A red-golden leaf fell between us, startling us both into chuckles. My pent-up, heightened awareness took advantage of my fallen guard; and my body convulsed into a loud symphony of laughter, letting go of all that was in me.
He joined with me, his baritone sound in harmony with my soprano.
A tear of relief sprang to life on my cold cheeks. Still laughing, still holding me close by the collar of his own coat, he raised one hand to tenderly thumb it away. I closed my eyes to avoid showing him inside me; but I felt his presence, his touch. He was not going anywhere.
“Hey.” He whispered. I hesitantly opened my lids to see his breath on the air. He placed a gentle kiss on my lips, and the warmth flooded me, staying even after he withdrew to look at me again.
His smile was new.
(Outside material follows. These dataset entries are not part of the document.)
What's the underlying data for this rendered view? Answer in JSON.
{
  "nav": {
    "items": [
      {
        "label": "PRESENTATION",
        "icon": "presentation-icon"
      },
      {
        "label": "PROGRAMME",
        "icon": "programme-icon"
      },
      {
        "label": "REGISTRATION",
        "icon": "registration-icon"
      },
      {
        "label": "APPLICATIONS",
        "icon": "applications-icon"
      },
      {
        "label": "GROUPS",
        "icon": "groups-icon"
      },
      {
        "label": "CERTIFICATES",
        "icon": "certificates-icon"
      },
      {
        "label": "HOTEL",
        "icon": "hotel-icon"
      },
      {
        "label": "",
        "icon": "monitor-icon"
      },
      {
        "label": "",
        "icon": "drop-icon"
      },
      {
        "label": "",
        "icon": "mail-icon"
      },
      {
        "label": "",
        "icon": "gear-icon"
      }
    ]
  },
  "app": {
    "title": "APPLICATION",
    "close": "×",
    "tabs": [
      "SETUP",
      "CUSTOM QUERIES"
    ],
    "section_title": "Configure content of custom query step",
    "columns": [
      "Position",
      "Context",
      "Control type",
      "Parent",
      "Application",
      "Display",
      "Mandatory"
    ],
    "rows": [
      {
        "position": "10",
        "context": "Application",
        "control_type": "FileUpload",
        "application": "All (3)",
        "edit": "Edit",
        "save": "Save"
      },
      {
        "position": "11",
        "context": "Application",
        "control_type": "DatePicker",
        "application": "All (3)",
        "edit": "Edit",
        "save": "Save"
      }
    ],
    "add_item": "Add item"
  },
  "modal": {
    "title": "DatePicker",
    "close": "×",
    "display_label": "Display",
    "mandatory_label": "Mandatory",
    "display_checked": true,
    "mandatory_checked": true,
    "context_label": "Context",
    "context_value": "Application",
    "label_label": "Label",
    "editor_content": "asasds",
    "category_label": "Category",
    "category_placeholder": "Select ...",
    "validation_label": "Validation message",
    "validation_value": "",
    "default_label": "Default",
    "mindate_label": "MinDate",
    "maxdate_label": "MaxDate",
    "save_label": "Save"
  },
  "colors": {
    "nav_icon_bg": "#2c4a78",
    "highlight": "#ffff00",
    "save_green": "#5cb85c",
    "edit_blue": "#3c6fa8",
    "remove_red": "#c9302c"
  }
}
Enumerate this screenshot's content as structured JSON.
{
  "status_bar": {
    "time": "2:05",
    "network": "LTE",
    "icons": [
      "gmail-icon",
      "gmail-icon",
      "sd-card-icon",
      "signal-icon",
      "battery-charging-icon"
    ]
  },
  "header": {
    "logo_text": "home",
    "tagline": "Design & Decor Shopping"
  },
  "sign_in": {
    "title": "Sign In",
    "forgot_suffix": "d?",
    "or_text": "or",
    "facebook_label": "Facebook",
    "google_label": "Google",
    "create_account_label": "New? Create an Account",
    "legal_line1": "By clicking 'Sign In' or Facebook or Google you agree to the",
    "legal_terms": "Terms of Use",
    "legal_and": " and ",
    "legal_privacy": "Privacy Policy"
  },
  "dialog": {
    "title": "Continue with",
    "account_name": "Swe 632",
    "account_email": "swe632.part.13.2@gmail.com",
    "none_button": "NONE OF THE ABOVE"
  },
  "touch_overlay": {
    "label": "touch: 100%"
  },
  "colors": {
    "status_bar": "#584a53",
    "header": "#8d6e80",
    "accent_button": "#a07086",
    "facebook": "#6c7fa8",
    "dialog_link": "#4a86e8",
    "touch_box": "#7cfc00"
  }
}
It was mine. “So, what does your datebook say about tonight?”
I smiled back. “It’s Autumn.” With all it’s joyously colorful experiences. “Autumn in New York.”
And Frankly, My Dear… that’s all she wrote!
Aug 31, 2011 |
by Molly Jo Realy @MollyJoRealy
When I get to New York
It will be in the fall
When the leaves turn red and gold and yellow
And drop precariously all around.
When the crisp air carries
A promise of change
I will arrive on a train
Through Grand Central Station
And before I even enter the City
I will shop
And eat
And people-watch.
I will take a yellow taxi cab
To Central Park
And run along the paths
Before I buy a bag of roasted nuts
And sit on a green bench
To enjoy the sights, sounds, and smells.
I will think of the movies
And the songs
And the stories
That have filled my head and heart
With such wanderlust
That brings me there.
I will wait until the sun sets
And make my way
To Broadway
Where I will stand on the sidewalk
With arms open wide
And voice lifted high
And people will stare at me
But most will smile and applaud
In understanding.
I will quiet myself as I enter
The theatre
And hum quietly along
As I take it all in
And vicariously live a musical.
I will find a street vendor
For exhaust-flavored hot dogs and coffee
And stroll through the streets
Through the night
Until I find myself
Like Holly Golightly
Looking through early morning windows
At Tiffany’s
And their beautiful blue boxes.
I’ll lay my head on a pillow
At the Plaza
And wake to look over
The City that Never Sleeps.
I’ll walk underground
And ride the metal beasts
Of the Subway
From one end to the other.
I’ll go to Yankee Stadium
And cheer out loud
For my team.
I’ll ride the ferry
To Ellis Island
And remember how this Great Country
Was, is, and will be.
I’ll tread lightly at the Library
And smell pages and pages
Of History
Fantasy, Reality, and Life.
I’ll stroll through the Village
And eat treats unheard of
And pretend I belong in Soho
If just for the day.
I’ll skate at Rockefeller Center
And laugh when I fall down.
When the lights come to life
I’ll find myself exiting
The elevator on top
Of the Empire State Building
And again I’ll sing songs
While holding my breath
As I look over the expanse
And make more dreams
Than I knew I could hold inside me.
I’ll awake with my muses
Flying rapidly about
Onto paper and thoughts
And take myself to the MoMA
To let it all in
And let myself out.
I’ll sit on a bench
And instead of writing
I’ll look around
Until
I’ll close my eyes and see it all
I’ll open my ears and hear whispers
I’ll speak later, when I find my words.
I’ll walk in a daze
Down 34th Street
And find myself
In the miracles of Macy’s
And all it has to offer.
I’ll listen to street musicians
And tap my tennis shoes to the beat
Until my dancing feet
Take me
To Times Square
Where
In the midst of possibly everything
I will finally just stop
And stand there
In awe
Of neon lights
And honking horns
And tourists
Just like me.
I will buy me a keychain
And a statue of the Statue.
Then I will make my way
Home
And write it all out
As bits and pieces
Come back to me
Until
I
Come back
To it.
And Frankly, My Dear… that’s all she wrote!